Monday, March 16, 2026

Olivia Tapiero, Nothing at All (trans. Kit Schluter

 

In Fez, my grandmother, still a child, feared the scarred faces of the men who had been placed on the front line, the cannon fodder recruited from the French colonies. Still, in the Montreal winter, she regrets her fear, remembers the sadness of those disfigured men when she whimpered in terror as they waved at her on the bus, and then her mother, that orphan from the mountain who threatened her if she didn’t behave. Be careful, I’ll hand you over to the Senegalese… My grandmother tells me this story and cries over her dumplings, so I tell her, Mamie, you didn’t know, you were so little and she repeats, but poor things, poor things, after all they’ve seen…

The latest title by Montreal-born Olivia Tapiero [performing virtually next week as part of VERSeFest] is Nothing at All (New York NY: Nightboat Books, 2026), translated into English by Kit Schluter, and published with a Foreword by Anne Boyer. Nothing at All is a collection that Boyer describes as “a vital, accruing, distributed process.” “The threat precedes me. The chkoumoune,” Tapiero writes, via Schluter’s translation, mid-way through the collection, “the shour, which my grandmother pronounces zhor when she tells me about the spells the crumpled spirits impose on those women who attract the evil eye.
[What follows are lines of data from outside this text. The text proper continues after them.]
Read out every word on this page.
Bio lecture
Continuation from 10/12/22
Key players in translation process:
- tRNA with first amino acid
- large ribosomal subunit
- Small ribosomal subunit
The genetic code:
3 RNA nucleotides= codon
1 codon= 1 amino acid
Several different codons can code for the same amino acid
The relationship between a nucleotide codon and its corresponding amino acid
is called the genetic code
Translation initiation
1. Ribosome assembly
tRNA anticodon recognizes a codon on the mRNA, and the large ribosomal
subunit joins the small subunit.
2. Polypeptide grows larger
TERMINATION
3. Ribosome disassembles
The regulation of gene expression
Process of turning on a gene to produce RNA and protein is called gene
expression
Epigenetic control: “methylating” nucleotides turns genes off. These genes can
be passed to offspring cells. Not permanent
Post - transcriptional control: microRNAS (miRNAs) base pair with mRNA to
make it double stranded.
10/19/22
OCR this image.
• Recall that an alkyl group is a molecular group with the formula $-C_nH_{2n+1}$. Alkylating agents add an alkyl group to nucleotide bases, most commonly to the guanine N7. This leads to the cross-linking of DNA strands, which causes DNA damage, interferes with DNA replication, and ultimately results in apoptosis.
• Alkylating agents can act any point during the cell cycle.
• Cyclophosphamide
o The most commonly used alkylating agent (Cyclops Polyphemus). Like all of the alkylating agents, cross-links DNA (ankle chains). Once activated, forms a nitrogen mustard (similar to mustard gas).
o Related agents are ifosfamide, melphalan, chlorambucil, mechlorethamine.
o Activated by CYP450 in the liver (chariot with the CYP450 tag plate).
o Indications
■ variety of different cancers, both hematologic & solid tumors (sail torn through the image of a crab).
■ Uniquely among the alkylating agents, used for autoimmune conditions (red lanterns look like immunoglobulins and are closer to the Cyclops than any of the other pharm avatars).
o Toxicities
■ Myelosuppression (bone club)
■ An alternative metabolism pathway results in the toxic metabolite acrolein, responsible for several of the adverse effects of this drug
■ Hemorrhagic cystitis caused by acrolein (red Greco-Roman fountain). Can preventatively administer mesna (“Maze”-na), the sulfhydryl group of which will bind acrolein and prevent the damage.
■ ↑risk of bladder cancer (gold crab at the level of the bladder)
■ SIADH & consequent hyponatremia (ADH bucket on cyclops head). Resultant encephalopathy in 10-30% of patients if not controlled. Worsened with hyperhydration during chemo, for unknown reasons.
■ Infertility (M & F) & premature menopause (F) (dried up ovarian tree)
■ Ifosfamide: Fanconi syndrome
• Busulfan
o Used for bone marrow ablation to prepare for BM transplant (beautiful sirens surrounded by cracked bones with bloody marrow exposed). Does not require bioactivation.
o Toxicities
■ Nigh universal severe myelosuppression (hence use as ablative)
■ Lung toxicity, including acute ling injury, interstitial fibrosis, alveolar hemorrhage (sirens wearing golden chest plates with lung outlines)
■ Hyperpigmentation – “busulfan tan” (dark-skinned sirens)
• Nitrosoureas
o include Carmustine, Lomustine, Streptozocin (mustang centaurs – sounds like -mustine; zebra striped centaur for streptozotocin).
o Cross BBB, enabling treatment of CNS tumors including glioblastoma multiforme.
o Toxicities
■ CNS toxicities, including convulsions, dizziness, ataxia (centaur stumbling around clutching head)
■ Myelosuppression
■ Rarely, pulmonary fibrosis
One morning, in a village where the wind drives people mad, her mother wakes her up screaming, forbidding her to look in the mirror: the zhor has disfigured her, her childlike features have drained from the right side of her face.” Nothing at All reads as an expansive lyric gesture of shadow and liquid, relaying story and trauma across an expansive suite of fragments composed via an accumulation of prose poems, prose poem sections, writing of endings and beginnings; writing history and its devastations, accumulations; its ripples, and its waves. Set in sections of self-contained but interconnected prose sections—“Black Hole,” “Now You Say Nothing,” “Letter,” “Here I Am, a Dull Transplant,” “Zhor” and “The Unthinkable Orifice”—Tapiero’s precise, prose abstracts on and around war and memory, family story and upheavals read as echoes of works by the late Etel Adnan (1925-2021) [see my review of her most recent here] or even Canadian expat Nathanaël, asking, precisely, what one inherits through such a history, and one so deeply present.

I speak to you of buried flesh and names that can’t be found. I speak to you of the limits of literature, and of its tentacles. What do you want me to say? The premature sacking, the cannibalistic maternity, the coffee the rapist pays for the day after, the colonization of Algeria? Where does the wound begin? I’m trying to find out whose ghost I am. I know how to inhabit other people’s childhoods, not this inherited void, not the crossed-out names of those who came before me. I’m ashamed, disarticulated. I repeat the crime the way one learns a lesson.